Diana Bärmann is a researcher and cultural worker. In 2021 she published the book Labitzke Farben – Archäologische Untersuchung einer Stadtutopie with Hochparterre.
#3
WED 20/10, 2 pm, Dept of the Ongoing
How to relate type to use, and trace it back to the user? For architect Anne Lacaton “the concept of inhabiting is very important. It doesn’t only relate to housing: in French, ‘habiter’ means the state of being somewhere: space is whatever its use is. Starting from this principle, even though our projects have distinct programmes, functions and users, they all propose generosity of space, freedom of use, and possibility of appropriation.” In this talk, Anne Lacaton will talk about their proposal for the MAAG Areal.
Anne Lacaton is an architect and professor. She runs the architectural practice Lacaton & Vassal, with Jean-Philippe Vassal, awarded the Pritzker Prize in 2021.
#4
WED 27/10, 12:30, Dept of the Ongoing
The value of cities relies on the inhabitation of difference, the cohabitation of multi-layered realities constantly coinciding and interacting. According to architect and planner Khensani de Klerk, precarious living, embodied in precarious and unrecognised types, largely remain relegated to informality and with it, connotations of unreliability, high risk and chaos. However, many of the systems that encode the functioning of these informal types are thoroughly thought out systems that one could argue are even more sophisticated than many types in the formal world, but lack the material quality of those governed by formality. How do we build up coalitions and recognize interdependency between both?
Khensani de Klerk is an architectural researcher and designer from Johannesburg. She is part of the Dept. of the Ongoing at the Chair of Affective Architectures. She is founder and co-director of Matri-Archi(tecture) collective (SA, CH), an editorial contributor at the Architectural Review (UK) and head of research and development at Studio8Fold (UK).
#5
TUES 9/11, 5 pm, zoom: https://ethz.zoom.us/j/66000077442
In her provocative PhD research, architect Anna Puigjaner makes a call for kitchenless cities, questioning individualized types of domesticity, and proposing domestic models anchored on collectivity. Puigjaner’s PhD lends from the family hotel typology, a “hybrid that combined the European apartment with the American hotel.” For decades, developers had successfully exploited a loophole in the legal definition distinguishing permanent homes from hotels, which didn’t require food preparation areas to be housed within dwelling units.

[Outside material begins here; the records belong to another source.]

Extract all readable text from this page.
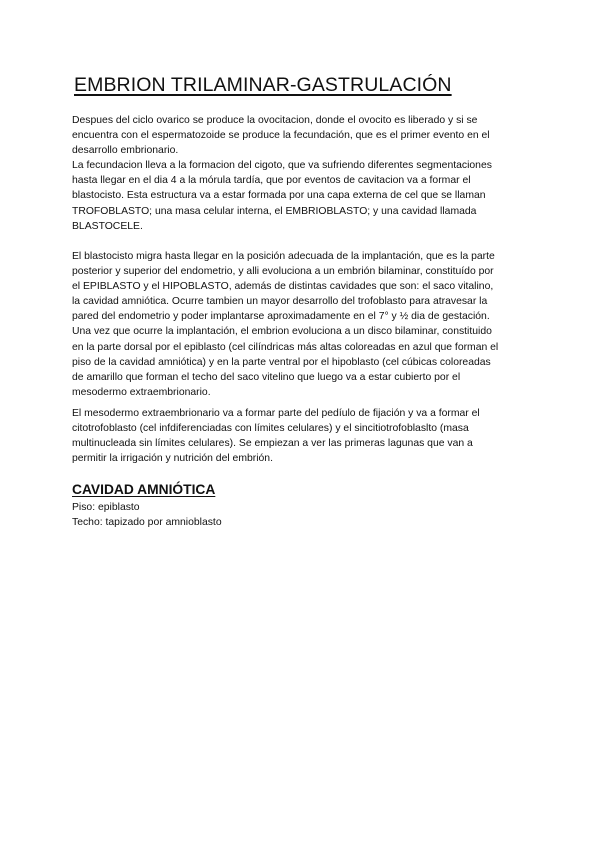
EMBRION TRILAMINAR-GASTRULACIÓN

Despues del ciclo ovarico se produce la ovocitacion, donde el ovocito es liberado y si se
encuentra con el espermatozoide se produce la fecundación, que es el primer evento en el
desarrollo embrionario.
La fecundacion lleva a la formacion del cigoto, que va sufriendo diferentes segmentaciones
hasta llegar en el dia 4 a la mórula tardía, que por eventos de cavitacion va a formar el
blastocisto. Esta estructura va a estar formada por una capa externa de cel que se llaman
TROFOBLASTO; una masa celular interna, el EMBRIOBLASTO; y una cavidad llamada
BLASTOCELE.

El blastocisto migra hasta llegar en la posición adecuada de la implantación, que es la parte
posterior y superior del endometrio, y alli evoluciona a un embrión bilaminar, constituído por
el EPIBLASTO y el HIPOBLASTO, además de distintas cavidades que son: el saco vitalino,
la cavidad amniótica. Ocurre tambien un mayor desarrollo del trofoblasto para atravesar la
pared del endometrio y poder implantarse aproximadamente en el 7° y ½ dia de gestación.
Una vez que ocurre la implantación, el embrion evoluciona a un disco bilaminar, constituido
en la parte dorsal por el epiblasto (cel cilíndricas más altas coloreadas en azul que forman el
piso de la cavidad amniótica) y en la parte ventral por el hipoblasto (cel cúbicas coloreadas
de amarillo que forman el techo del saco vitelino que luego va a estar cubierto por el
mesodermo extraembrionario.

El mesodermo extraembrionario va a formar parte del pedíulo de fijación y va a formar el
citotrofoblasto (cel infdiferenciadas con límites celulares) y el sincitiotrofoblaslto (masa
multinucleada sin límites celulares). Se empiezan a ver las primeras lagunas que van a
permitir la irrigación y nutrición del embrión.

CAVIDAD AMNIÓTICA

Piso: epiblasto
Techo: tapizado por amnioblasto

Cutting out kitchens increased the number and variety of apartments. To Puigjaner this proved felicitous and “led to a greater interdependency between the house and the community, creating stronger social and urban bonds between the domestic and public spheres—without the kitchen, relations between the inhabitants were encouraged.”
Anna Puigjaner is an architect, researcher and associate professor at Columbia GSADD, and co-founder of Barcelona-based MAIO Architects.
All lectures take place in the Dept. of the Ongoing, Althardstrasse 70b, Winkelbau 1, 4th floor 8105 Regensdorf (just opposite the Regensdorf station), except for Anna Puigjaner and Marie-Avril Berthet (TBD) who will speak via zoom.